Visit Evelina Domnitch and Dmitry Gelfand’s website: portablepalace.com
Eric Parren is an interdisciplinary artist operating out of Los Angeles. His work lives at the intersection of art, science, and technology and investigates transdisciplinary topics such as augmented reality, biotechnology, and artificial intelligence while being strongly rooted in the histories of experimental film, composition, and live performance. The works are often deeply sensory experiences dealing with modes of perception, synesthesia, and the physics of light and sound. Eric is a member of the art collective Macular and the founder and co-host of La Force Sauvage Radio. Eric studied at the Interfaculty ArtScience of the Royal Academy of Art and Royal Conservatory in The Hague, where he received his BFA in 2009. He went on to study at the the Design Media Arts department of the University of California Los Angeles, where he was awarded his MFA in 2012. He has been exhibiting internationally since 2008.

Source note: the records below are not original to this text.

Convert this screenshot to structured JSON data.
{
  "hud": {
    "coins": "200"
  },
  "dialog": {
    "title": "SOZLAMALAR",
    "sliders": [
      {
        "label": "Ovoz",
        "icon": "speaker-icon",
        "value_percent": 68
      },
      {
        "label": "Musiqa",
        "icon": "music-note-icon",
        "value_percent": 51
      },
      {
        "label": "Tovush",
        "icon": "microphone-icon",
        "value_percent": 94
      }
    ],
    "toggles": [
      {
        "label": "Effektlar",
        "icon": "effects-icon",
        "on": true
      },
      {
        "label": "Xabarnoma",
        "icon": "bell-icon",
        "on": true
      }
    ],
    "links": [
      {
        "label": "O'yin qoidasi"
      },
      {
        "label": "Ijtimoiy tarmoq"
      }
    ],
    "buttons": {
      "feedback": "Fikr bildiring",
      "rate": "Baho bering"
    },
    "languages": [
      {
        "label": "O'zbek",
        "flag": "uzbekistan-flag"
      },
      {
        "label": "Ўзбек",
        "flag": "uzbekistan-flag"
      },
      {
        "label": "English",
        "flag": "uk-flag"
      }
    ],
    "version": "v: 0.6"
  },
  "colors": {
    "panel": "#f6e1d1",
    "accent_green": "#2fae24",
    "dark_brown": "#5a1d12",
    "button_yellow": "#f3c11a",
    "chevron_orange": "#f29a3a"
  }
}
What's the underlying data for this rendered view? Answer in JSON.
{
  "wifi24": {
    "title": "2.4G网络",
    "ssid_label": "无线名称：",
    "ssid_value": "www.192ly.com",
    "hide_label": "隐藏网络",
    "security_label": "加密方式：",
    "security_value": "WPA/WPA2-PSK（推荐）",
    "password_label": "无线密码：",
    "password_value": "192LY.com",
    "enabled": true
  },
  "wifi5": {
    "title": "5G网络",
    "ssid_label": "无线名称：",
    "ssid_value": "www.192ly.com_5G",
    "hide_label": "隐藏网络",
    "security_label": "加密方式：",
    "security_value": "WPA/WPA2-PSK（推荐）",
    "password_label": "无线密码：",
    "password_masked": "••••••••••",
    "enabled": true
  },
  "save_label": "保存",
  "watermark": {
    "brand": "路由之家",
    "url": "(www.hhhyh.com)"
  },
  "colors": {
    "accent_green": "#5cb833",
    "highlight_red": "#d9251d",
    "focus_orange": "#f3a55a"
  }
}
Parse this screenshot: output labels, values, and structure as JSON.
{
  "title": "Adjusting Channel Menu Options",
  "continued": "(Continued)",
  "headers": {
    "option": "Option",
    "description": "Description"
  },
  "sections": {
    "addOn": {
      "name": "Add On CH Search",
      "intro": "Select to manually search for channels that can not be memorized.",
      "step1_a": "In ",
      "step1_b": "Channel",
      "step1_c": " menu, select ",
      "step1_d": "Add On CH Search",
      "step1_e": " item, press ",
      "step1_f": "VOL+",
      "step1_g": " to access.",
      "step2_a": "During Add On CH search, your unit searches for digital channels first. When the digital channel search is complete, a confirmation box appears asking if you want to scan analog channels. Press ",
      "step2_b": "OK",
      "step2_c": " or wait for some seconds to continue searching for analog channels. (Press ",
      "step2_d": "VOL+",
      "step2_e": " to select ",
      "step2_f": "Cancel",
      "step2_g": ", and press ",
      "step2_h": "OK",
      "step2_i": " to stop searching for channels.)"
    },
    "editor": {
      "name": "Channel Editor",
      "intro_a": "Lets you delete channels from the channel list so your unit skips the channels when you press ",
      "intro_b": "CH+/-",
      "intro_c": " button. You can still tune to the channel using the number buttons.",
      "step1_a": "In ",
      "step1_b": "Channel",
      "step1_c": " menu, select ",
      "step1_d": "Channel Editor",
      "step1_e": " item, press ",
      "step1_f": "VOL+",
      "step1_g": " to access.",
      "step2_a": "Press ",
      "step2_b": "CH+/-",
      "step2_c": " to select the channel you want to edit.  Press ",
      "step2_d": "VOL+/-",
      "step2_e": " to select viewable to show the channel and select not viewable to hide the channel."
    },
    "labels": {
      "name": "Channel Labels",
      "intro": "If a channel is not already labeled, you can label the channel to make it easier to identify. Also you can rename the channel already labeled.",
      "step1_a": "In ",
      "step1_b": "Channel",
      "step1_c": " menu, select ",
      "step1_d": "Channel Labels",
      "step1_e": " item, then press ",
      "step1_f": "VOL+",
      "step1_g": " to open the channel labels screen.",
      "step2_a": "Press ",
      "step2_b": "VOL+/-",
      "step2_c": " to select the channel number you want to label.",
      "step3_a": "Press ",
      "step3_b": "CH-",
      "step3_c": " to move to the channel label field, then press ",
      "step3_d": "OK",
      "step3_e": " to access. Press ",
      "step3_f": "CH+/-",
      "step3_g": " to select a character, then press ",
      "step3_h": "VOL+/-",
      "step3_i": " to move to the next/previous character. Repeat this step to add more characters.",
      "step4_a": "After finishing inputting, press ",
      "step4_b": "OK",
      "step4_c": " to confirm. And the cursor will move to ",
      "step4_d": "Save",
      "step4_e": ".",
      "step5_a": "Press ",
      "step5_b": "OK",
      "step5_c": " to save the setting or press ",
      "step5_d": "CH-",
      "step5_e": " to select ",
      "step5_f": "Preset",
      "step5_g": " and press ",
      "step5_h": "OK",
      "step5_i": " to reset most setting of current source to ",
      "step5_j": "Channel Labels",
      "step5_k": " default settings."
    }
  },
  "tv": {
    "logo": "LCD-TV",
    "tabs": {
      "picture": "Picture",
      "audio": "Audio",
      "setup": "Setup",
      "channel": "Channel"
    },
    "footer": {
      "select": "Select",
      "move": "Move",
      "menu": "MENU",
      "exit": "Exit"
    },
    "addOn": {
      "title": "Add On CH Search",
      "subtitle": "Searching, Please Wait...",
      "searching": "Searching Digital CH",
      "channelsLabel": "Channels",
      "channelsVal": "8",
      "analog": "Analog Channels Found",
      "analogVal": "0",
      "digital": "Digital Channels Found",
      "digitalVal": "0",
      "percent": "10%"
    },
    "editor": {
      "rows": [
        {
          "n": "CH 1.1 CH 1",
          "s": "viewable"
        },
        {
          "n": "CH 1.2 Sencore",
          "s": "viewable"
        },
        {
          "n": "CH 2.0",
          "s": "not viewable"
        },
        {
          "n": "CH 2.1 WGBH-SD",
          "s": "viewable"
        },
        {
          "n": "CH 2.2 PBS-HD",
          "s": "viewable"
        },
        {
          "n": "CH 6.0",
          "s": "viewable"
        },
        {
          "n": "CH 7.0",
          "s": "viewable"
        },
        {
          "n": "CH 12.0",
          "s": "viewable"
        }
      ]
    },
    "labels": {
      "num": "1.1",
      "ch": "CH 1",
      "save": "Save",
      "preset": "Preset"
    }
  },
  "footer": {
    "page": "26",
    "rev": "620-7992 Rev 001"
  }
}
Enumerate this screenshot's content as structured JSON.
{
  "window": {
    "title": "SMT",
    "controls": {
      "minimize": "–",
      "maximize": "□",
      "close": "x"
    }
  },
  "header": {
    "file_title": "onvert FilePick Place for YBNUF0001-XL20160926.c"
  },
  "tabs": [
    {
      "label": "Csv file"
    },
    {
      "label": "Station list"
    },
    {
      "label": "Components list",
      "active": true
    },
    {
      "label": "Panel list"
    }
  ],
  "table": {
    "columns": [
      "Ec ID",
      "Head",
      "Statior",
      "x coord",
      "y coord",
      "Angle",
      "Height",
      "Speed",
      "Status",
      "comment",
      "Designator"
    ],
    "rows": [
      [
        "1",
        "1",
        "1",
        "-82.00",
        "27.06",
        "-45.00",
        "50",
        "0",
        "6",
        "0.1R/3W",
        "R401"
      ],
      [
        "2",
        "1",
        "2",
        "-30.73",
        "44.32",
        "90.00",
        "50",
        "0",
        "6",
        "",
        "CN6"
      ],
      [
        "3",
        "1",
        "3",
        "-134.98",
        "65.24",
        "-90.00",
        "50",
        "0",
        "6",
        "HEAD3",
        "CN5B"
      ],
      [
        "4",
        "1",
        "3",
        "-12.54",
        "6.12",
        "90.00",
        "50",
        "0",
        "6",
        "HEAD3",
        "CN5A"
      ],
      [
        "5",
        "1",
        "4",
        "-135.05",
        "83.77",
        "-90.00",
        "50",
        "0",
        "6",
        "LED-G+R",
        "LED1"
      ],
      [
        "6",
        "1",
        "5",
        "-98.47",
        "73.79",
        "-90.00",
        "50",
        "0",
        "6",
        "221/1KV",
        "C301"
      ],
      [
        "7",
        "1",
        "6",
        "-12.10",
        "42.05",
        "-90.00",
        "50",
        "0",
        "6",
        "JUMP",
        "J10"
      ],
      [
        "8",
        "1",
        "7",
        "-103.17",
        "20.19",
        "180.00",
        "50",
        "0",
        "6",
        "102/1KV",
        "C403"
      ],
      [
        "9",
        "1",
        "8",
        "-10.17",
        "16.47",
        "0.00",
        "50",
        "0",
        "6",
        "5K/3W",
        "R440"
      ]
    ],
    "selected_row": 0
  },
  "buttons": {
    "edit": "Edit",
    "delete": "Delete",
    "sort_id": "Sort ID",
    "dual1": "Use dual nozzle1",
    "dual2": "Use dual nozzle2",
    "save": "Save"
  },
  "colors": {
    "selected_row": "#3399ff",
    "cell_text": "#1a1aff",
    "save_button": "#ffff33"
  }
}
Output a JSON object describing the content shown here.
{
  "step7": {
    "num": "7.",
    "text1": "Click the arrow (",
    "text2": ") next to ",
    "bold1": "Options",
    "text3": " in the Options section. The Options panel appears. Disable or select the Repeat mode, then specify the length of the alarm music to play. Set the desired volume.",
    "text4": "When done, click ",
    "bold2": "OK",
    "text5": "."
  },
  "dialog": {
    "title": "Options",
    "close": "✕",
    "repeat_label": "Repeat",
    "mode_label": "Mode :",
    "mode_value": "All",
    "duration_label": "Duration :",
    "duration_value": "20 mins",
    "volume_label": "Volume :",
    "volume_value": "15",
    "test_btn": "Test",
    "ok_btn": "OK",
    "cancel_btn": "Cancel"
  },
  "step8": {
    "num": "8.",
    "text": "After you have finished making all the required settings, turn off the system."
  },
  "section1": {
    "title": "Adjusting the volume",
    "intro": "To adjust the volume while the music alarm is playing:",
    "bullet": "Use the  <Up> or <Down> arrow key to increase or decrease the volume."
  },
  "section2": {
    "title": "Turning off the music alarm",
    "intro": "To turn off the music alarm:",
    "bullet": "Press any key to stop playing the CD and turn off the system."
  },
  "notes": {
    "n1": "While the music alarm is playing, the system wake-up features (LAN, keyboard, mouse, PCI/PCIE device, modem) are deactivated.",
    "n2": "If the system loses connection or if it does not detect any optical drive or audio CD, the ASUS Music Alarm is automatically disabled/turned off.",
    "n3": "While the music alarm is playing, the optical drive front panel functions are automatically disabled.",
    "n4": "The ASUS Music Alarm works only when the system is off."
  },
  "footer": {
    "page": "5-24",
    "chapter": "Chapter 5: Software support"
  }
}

Visit Eric Parren’s website: ericparren.net
Microcinematography, the synthesis of microscopy and moving image, is a combination of two sensory expansion tools and allows for the exploration of different scales of both size and time. Gut Feeling investigates the boundaries of current microcinematography by using an advanced optical microscope and by employing building blocks of the promising field of synthetic biology as the content of an audiovisual experience.
Genetic engineering is rapidly becoming the world’s most important engineering tool, and the use of E. coli bacteria was instrumental to the development of this discipline.For this project, E. coli bacteria were genetically modified with bio-bricks to express three different kinds of fluorescent proteins; red, green, and cyan. The bacteria were captured trough time-lapse laser-scanning confocal microscopy while undergoing growth and movement experiments. The resulting image sequences form the basis for the visual component of Gut Feeling. The microscopically enlarged images are further magnified by being projected in monumental dimensions. Processes that normally occur on the scale of 500 nanometers are suddenly visible a hundred thousand times their original size.
The visuals are accompanied by a real-time algorithmically composed composition based on the biosynthesis pathways described in the E. coli genome. The DNA structures for the creation of amino-acids and the resulting chemical reactions are transcoded into micro-sound elements which are clustered and spatialized on a multi-channel surround sound setup. The combined audiovisuals provide a complex multi-sensory journey into the life of the humble organisms with whom we share a symbiotic relationship, the E. coli bacteria.
This project was realized at the NanoPico Characterization Lab of the California NanoSystems Institute with the support from the University of California Institute for Research in the Arts and the Mondriaan Fund.